The first meeting will allow the UK, alongside other United Nations member countries, to assert their initial negotiating position, set the direction of discussions and reinforce the treaty’s overarching objective: to bring an end to plastic pollution globally.
Plastic pollution is one of the greatest environmental threats that we currently face. Current commitments around the world will only reduce the annual discharge of plastic into the ocean by 7% by 2040 according to the Breaking the Plastic Wave report published by the Pew Charitable Trusts. The new treaty would set obligations on countries to reduce pollution across the whole plastics lifecycle, reducing consumption of plastic, re-using plastic products and improving waste management systems.
Environment Secretary Thérèse Coffey said:
“The images of marine life trapped in plastic waste remind us why global cooperation to end plastic pollution is so important.
“The UK is leading the way with action to cut waste domestically and this week we will join other high ambition countries in Uruguay to help set the foundations of an ambitious treaty to end plastic pollution by 2040.”
The UK continues to be at the forefront of tackling global plastic pollution, co-sponsoring the proposal to prepare the new treaty at the UK Environment Assembly in February 2022; leading on a series of dialogue meetings to help inform the UK’s negotiating position for an impactful treaty; and being a founding member of the High Ambition Coalition to End Plastic Pollution, a group of more than 40 countries calling for a target under the treaty to stop plastic from flowing into our lands and ocean by 2040.

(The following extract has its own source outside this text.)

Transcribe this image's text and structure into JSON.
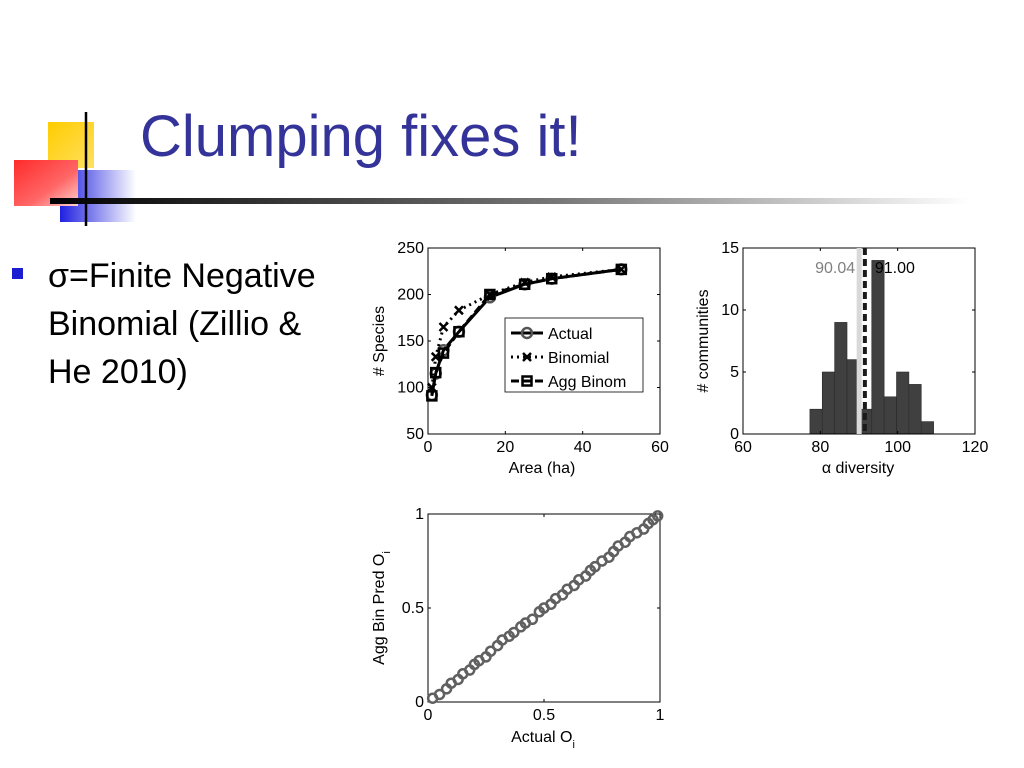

The UK has also taken action at home by banning microbeads in rinse-off personal care products and restricting the supply of plastic straws, plastic drink stirrers and plastic-stemmed cotton buds. Our carrier bag charge has reduced the use of single-use carrier bags in the main supermarkets by over 97%.
The introduction of extended producer responsibility for packaging will ensure producers cover the costs of collecting and managing plastic waste, and our plastic packaging tax will incentivise businesses to use recycled plastic in the manufacture of plastic packaging.
United Nations member states have agreed to a schedule of five INC meetings with hopes to finalise the treaty by the end of 2024.